Limits are evaluated either by User ID (for authenticated endpoints) or by IP Address (for public auth routes).

If you exceed a limit, the server responds with a 429 Too Many Requests status code.

Endpoint Limits

Here are the pre-configured limits for different classes of API endpoints:

Limit Class	Window	Request Limit	Applied to	Target Key
Speech Generation	1 minute	30 requests	TTS synthesis endpoints (`/api/v1/tts/synthesize`, `/api/v1/tts/synthesize-dialogue`)	User ID
Billing & Pricing	1 minute	10 requests	Verification, purchase restore, and pricing queries	User ID
Check Renewal	1 minute	4 requests	Plan renewal/expiry checking at startup	User ID
Authentication	5 minutes	10 requests	Login and token exchange endpoints (`/api/auth/google`, `/api/auth/mobile-login`)	IP Address

Rate Limit Headers

Sonna returns standard rate-limiting headers on all limited endpoints, allowing you to monitor your budget programmatically:

HTTP/1.1 200 OK
X-RateLimit-Limit: 30
X-RateLimit-Remaining: 27
X-RateLimit-Reset: 1718000523

X-RateLimit-Limit: The total request quota allowed in the current window.
X-RateLimit-Remaining: The remaining number of requests allowed in the current window.
X-RateLimit-Reset: The Unix epoch timestamp (in seconds) indicating when the current window resets and the quota is replenished.

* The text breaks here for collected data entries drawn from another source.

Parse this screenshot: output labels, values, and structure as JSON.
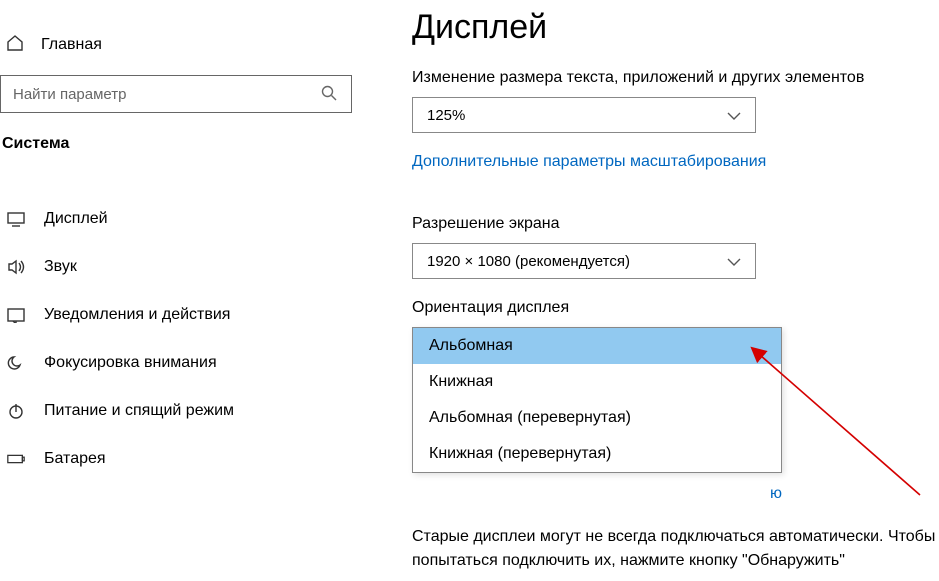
{
  "sidebar": {
    "home": "Главная",
    "search_placeholder": "Найти параметр",
    "section": "Система",
    "items": [
      {
        "label": "Дисплей"
      },
      {
        "label": "Звук"
      },
      {
        "label": "Уведомления и действия"
      },
      {
        "label": "Фокусировка внимания"
      },
      {
        "label": "Питание и спящий режим"
      },
      {
        "label": "Батарея"
      }
    ]
  },
  "main": {
    "title": "Дисплей",
    "scale_label": "Изменение размера текста, приложений и других элементов",
    "scale_value": "125%",
    "scale_link": "Дополнительные параметры масштабирования",
    "resolution_label": "Разрешение экрана",
    "resolution_value": "1920 × 1080 (рекомендуется)",
    "orientation_label": "Ориентация дисплея",
    "orientation_options": [
      "Альбомная",
      "Книжная",
      "Альбомная (перевернутая)",
      "Книжная (перевернутая)"
    ],
    "connect_tail": "ю",
    "old_text": "Старые дисплеи могут не всегда подключаться автоматически. Чтобы попытаться подключить их, нажмите кнопку \"Обнаружить\""
  }
}
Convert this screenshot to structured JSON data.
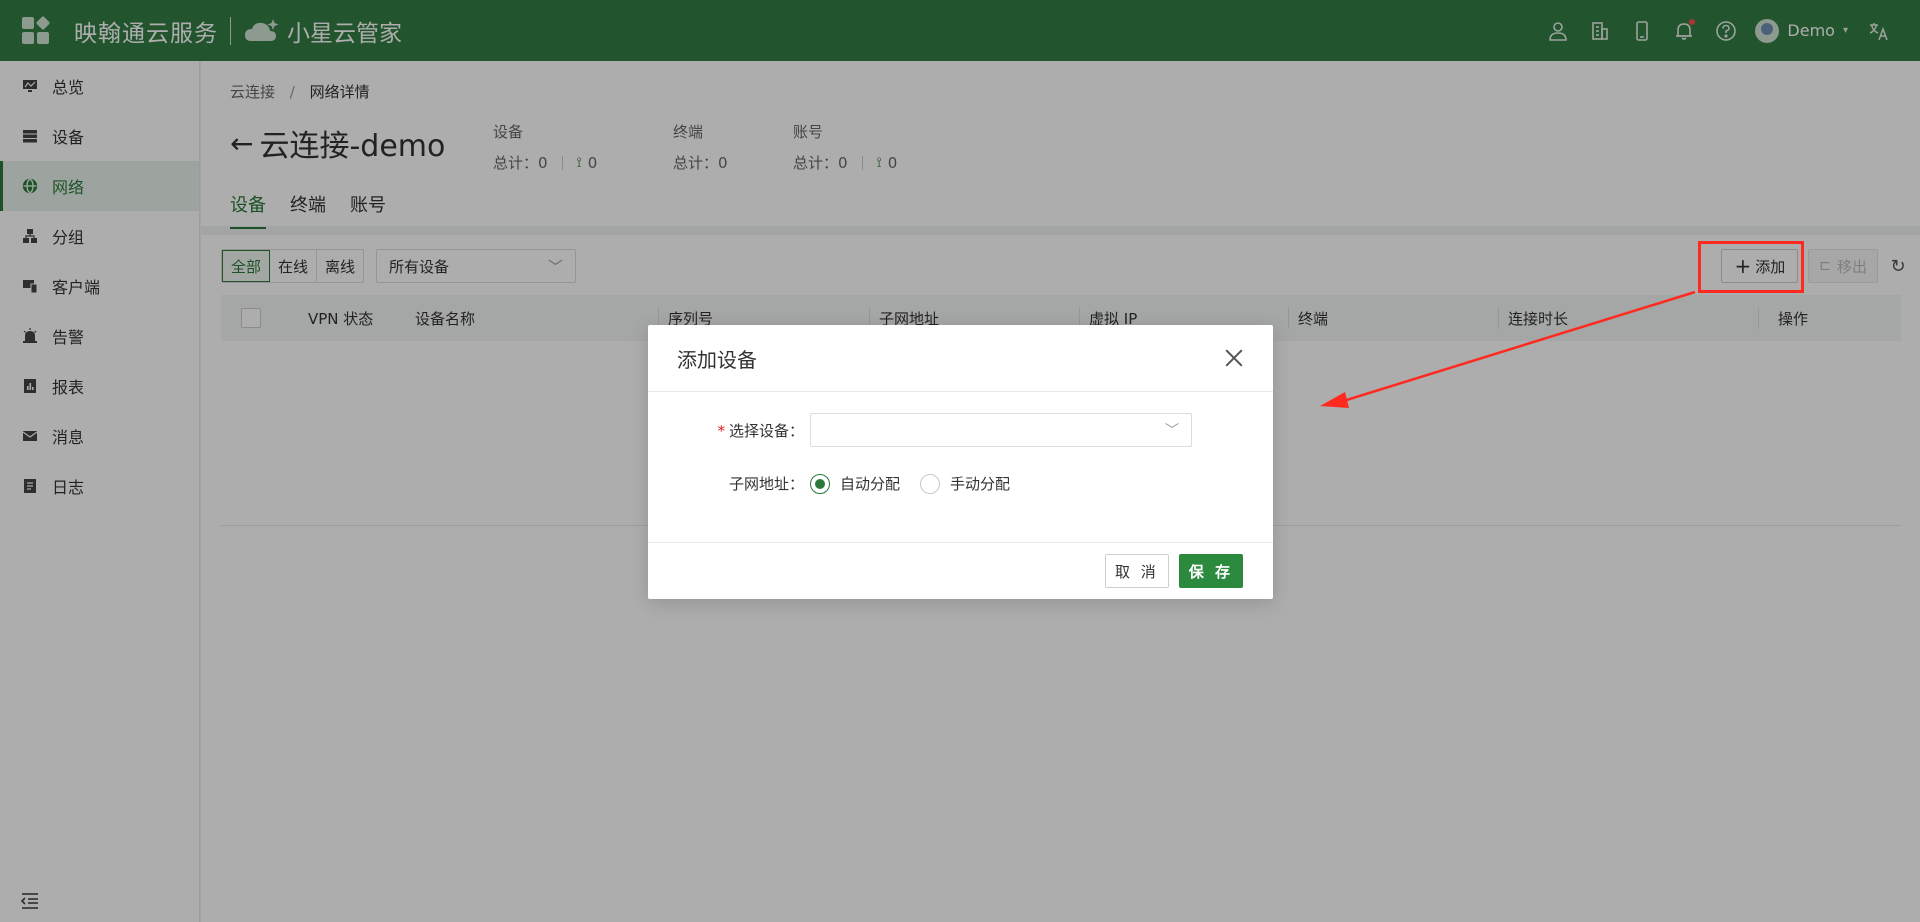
{
  "topbar": {
    "brand": "映翰通云服务",
    "product": "小星云管家",
    "user": "Demo"
  },
  "sidebar": {
    "items": [
      {
        "label": "总览",
        "icon": "monitor-icon"
      },
      {
        "label": "设备",
        "icon": "server-icon"
      },
      {
        "label": "网络",
        "icon": "globe-icon"
      },
      {
        "label": "分组",
        "icon": "hierarchy-icon"
      },
      {
        "label": "客户端",
        "icon": "devices-icon"
      },
      {
        "label": "告警",
        "icon": "alarm-icon"
      },
      {
        "label": "报表",
        "icon": "report-icon"
      },
      {
        "label": "消息",
        "icon": "mail-icon"
      },
      {
        "label": "日志",
        "icon": "log-icon"
      }
    ],
    "active_index": 2
  },
  "breadcrumb": {
    "parent": "云连接",
    "separator": "/",
    "current": "网络详情"
  },
  "page": {
    "title": "云连接-demo"
  },
  "stats": {
    "device": {
      "label": "设备",
      "total": "总计：0",
      "online": "0"
    },
    "terminal": {
      "label": "终端",
      "total": "总计：0"
    },
    "account": {
      "label": "账号",
      "total": "总计：0",
      "online": "0"
    }
  },
  "tabs": [
    "设备",
    "终端",
    "账号"
  ],
  "toolbar": {
    "filters": [
      "全部",
      "在线",
      "离线"
    ],
    "device_select": "所有设备",
    "add_label": "添加",
    "remove_label": "移出"
  },
  "table": {
    "columns": [
      "VPN 状态",
      "设备名称",
      "序列号",
      "子网地址",
      "虚拟 IP",
      "终端",
      "连接时长",
      "操作"
    ]
  },
  "modal": {
    "title": "添加设备",
    "select_label": "选择设备：",
    "select_value": "",
    "subnet_label": "子网地址：",
    "radio_auto": "自动分配",
    "radio_manual": "手动分配",
    "cancel_label": "取 消",
    "save_label": "保 存"
  },
  "colors": {
    "brand": "#337c43",
    "accent": "#2b7a3a",
    "highlight": "#ff2a1f"
  }
}
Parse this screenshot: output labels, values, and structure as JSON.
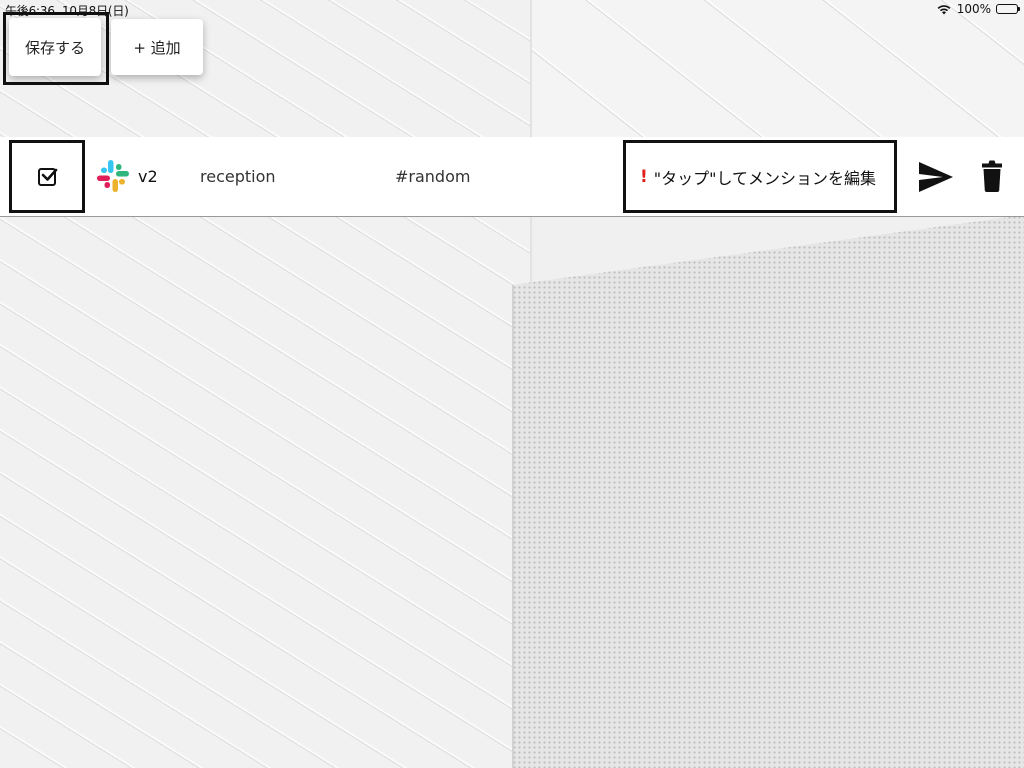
{
  "status_bar": {
    "time": "午後6:36",
    "date": "10月8日(日)",
    "wifi_icon": "wifi-icon",
    "battery": "100%",
    "battery_icon": "battery-full-icon"
  },
  "toolbar": {
    "save_label": "保存する",
    "add_label": "+ 追加"
  },
  "row": {
    "checked": true,
    "app_icon": "slack-logo-icon",
    "version": "v2",
    "bot_name": "reception",
    "channel": "#random",
    "mention_alert_icon": "exclamation-icon",
    "mention_label": "\"タップ\"してメンションを編集",
    "send_icon": "paper-plane-icon",
    "delete_icon": "trash-icon"
  },
  "colors": {
    "alert": "#e0201b",
    "row_background": "#ffffff",
    "highlight_border": "#111111"
  }
}
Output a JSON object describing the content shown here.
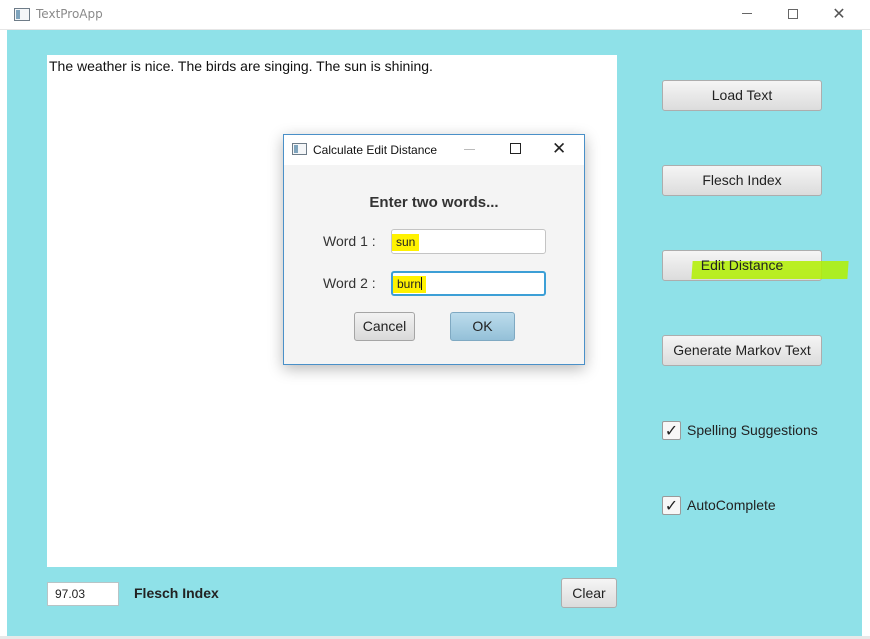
{
  "window": {
    "title": "TextProApp",
    "minimize_icon": "minimize-icon",
    "maximize_icon": "maximize-icon",
    "close_glyph": "✕"
  },
  "editor": {
    "text": "The weather is nice. The birds are singing. The sun is shining."
  },
  "sidebar": {
    "load_text": "Load Text",
    "flesch_index": "Flesch Index",
    "edit_distance": "Edit Distance",
    "generate_markov": "Generate Markov Text",
    "spelling_suggestions": {
      "label": "Spelling Suggestions",
      "checked": true
    },
    "autocomplete": {
      "label": "AutoComplete",
      "checked": true
    },
    "check_glyph": "✓"
  },
  "footer": {
    "score_value": "97.03",
    "score_label": "Flesch Index",
    "clear": "Clear"
  },
  "dialog": {
    "title": "Calculate Edit Distance",
    "close_glyph": "✕",
    "header": "Enter two words...",
    "word1_label": "Word 1 :",
    "word1_value": "sun",
    "word2_label": "Word 2 :",
    "word2_value": "burn",
    "cancel": "Cancel",
    "ok": "OK"
  },
  "colors": {
    "client_background": "#8fe1e8",
    "highlight_yellow": "#fff200",
    "highlight_green": "#b2f000",
    "focus_border": "#3c9fd6"
  }
}
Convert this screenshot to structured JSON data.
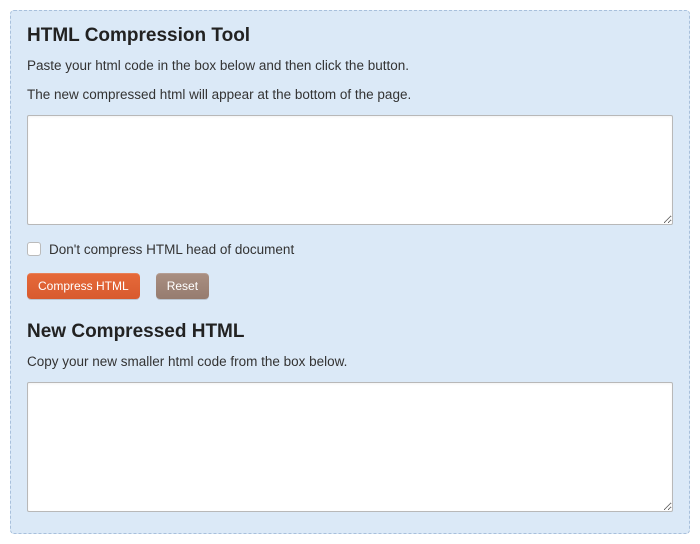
{
  "title": "HTML Compression Tool",
  "intro1": "Paste your html code in the box below and then click the button.",
  "intro2": "The new compressed html will appear at the bottom of the page.",
  "input_value": "",
  "checkbox_label": "Don't compress HTML head of document",
  "buttons": {
    "compress": "Compress HTML",
    "reset": "Reset"
  },
  "output_title": "New Compressed HTML",
  "output_intro": "Copy your new smaller html code from the box below.",
  "output_value": ""
}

Handling Rate Limit Violations (429)

When a rate limit is exceeded, you will receive:

Response Header

HTTP/1.1 429 Too Many Requests
Retry-After: 15

Retry-After: The number of seconds you must wait before making another request.

Response Body

{
  "error": "Too many requests. Please wait."
}

Implementation Advice

Always parse the Retry-After header when your client receives an HTTP 429 response, and implement exponential backoff retry logic in your API integration.